ARRL

Current Legislation

ARRL Legislative Actions 2013

While it is early in the first session of the 113th Congress, the ARRL continues it efforts protect Amateur Radio from numerous theat as legislation is introduced to Congress.

High on the ARRL's legislative agenda is to continue seeking Congressional action to direct the FCC to extend PRB-1 type protections for Amateurs residing in communities that have restrictive covenents and deed-restrictions.  The League is also continuing to monitor for any legislation that would threaten existing Amateur freqquency allocations, and will active oppose such legislation.

Another potential threat the ARRL monitors is any cellular / mobile telecommunications legislation that would impede am Amateur's ability to utilize their privileges while mobile.  The ARRL's Washington representation team also continues to monitor for any legislation that would potentially errode the protections Amateur Radio has from unlicensed emitters or legislation that might encourage the deployment of spectrum-polluting technologies.


Federal Legislative Efforts

In keeping with the Legislative Objectives adopted by the ARRL Board of Directors, the ARRL Wasington team actively works with legislators and staff in both the US House of Representatives and US Senate. This interaction with key persons in the legislative process centers upon:

1) Identifcation of specific legislation that could impact amateur radio licensees and operators.

2) Providing educational backround materials and information to legislators and their staff.

3) Seeking support of or opposition to specific bills pending before Congress.

At times the ARRL may ask its membershp to contact their members of Congress to express their support or opposition to specific bills.  These efforts are coordinated through the ARRL Grassroots Program volunteers, working with ARRL staff and elected ARRL officials.

State and Local Legislative Initiative

While ARRL Headquarters does not generally become directly involved with state legislation or local ordinances, we do provide support to State Government Liaisons and ARRL representatives who monitor proposed local ordinances and state laws.  This includes monitoring local and state actions on the use of cellular and mobile telephones while driving that might impact Amateur Radio mobile operations, tower and zoning ordinances that might not demonstrate the "reasonable accommodation" standard of PRB-1, or other similar proposals.

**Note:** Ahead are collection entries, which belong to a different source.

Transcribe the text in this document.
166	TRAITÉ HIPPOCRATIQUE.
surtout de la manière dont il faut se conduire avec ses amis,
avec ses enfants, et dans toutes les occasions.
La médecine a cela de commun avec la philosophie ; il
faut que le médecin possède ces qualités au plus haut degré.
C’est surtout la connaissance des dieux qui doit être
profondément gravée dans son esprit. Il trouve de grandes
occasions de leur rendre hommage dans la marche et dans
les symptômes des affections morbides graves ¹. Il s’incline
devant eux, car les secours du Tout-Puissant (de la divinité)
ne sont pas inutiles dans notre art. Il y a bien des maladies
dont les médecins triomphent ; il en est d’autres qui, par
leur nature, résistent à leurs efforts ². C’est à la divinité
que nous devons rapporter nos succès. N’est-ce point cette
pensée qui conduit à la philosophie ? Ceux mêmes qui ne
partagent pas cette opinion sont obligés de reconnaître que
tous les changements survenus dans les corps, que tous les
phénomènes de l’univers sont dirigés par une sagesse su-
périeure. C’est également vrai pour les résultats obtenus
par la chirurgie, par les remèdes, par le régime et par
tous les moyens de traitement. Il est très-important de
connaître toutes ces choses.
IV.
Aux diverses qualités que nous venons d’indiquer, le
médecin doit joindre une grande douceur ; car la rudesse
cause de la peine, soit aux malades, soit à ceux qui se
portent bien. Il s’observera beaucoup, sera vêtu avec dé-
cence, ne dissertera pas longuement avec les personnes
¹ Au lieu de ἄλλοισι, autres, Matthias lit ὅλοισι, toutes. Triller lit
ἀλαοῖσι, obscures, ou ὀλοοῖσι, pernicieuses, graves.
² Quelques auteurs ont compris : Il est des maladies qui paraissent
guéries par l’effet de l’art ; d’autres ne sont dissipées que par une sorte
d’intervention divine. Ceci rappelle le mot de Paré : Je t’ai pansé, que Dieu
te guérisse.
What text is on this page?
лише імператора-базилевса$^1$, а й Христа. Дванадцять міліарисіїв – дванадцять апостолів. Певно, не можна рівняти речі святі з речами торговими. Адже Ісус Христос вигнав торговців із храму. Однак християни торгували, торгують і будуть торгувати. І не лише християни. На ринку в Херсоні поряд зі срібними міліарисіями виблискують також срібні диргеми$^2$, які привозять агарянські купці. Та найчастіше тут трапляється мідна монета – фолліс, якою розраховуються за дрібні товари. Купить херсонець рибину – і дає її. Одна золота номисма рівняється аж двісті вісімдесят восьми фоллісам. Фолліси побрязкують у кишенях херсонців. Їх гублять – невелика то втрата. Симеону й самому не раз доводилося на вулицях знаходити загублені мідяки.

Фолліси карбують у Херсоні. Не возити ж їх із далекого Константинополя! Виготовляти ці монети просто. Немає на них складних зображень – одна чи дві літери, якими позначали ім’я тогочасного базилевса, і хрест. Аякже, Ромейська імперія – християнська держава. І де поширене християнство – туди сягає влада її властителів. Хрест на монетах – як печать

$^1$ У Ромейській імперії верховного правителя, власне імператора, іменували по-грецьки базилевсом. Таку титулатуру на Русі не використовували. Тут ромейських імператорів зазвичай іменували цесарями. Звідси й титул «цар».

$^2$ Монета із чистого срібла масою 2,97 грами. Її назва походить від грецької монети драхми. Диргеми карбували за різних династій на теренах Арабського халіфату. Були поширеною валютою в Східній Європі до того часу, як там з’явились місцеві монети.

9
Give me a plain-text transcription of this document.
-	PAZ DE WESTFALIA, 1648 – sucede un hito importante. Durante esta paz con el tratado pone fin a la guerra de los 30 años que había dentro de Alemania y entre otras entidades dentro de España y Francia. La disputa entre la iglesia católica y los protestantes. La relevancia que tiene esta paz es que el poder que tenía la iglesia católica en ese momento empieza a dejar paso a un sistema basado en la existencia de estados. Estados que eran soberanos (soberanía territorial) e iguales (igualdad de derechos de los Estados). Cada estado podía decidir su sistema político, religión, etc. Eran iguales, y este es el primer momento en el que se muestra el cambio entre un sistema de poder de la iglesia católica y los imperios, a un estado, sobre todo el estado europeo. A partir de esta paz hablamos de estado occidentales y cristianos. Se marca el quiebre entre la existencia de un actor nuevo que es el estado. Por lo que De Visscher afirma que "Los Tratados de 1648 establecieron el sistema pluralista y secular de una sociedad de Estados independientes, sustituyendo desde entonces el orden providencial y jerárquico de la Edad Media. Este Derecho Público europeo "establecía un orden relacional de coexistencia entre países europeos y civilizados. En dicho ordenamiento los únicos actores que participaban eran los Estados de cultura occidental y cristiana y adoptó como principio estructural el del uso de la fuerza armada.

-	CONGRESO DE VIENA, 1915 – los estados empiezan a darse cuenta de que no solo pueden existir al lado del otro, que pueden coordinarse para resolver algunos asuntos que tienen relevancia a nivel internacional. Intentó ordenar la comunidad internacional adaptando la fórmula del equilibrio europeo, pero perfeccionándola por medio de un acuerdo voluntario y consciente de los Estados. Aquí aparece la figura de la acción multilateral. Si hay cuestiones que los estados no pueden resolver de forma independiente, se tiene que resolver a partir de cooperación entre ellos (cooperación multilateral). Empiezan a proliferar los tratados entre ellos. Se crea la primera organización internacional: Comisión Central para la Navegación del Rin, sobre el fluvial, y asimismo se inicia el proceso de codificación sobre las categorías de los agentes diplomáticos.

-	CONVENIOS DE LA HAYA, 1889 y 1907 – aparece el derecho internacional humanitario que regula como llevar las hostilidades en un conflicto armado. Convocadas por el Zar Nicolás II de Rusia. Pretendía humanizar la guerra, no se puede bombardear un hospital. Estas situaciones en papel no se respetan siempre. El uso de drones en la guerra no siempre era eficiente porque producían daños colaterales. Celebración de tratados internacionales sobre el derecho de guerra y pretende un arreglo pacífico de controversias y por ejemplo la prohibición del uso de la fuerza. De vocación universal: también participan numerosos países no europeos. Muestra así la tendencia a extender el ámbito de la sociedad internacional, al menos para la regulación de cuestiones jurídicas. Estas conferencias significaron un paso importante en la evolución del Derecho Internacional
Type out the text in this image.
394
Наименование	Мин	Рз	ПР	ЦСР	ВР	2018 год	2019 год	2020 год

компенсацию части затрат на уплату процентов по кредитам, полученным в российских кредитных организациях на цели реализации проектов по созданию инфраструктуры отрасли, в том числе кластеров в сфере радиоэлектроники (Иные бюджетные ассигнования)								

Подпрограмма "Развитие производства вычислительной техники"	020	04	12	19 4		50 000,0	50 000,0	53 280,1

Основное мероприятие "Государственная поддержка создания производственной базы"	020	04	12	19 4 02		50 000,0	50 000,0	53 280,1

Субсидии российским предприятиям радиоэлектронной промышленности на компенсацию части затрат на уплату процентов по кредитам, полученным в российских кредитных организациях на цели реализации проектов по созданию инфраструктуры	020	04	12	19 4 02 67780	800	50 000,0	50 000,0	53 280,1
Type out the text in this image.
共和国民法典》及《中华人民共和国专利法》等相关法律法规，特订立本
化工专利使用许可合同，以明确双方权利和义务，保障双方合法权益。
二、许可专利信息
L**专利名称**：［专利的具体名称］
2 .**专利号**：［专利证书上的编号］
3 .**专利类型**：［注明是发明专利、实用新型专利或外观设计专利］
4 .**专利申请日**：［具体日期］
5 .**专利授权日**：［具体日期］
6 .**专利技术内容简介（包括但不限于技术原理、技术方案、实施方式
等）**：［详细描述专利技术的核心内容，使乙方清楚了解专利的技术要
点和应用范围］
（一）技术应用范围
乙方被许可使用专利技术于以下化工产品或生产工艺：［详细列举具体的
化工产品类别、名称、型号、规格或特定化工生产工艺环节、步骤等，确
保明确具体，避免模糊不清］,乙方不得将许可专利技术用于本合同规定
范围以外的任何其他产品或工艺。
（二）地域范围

When members and non-members bring these type laws and ordinances to the ARRL Regulatory Information Manager, they are reviewed, and frequently comments and suggestions are provided to the Amateurs to bolster their efforts to make such legislation and ordinances more "Amateur friendly".  However, it is the local Amateurs - supported by ARRL officials and staff - that take the lead in addressing these issue and in dealing with the various governing bodies when these topics arise.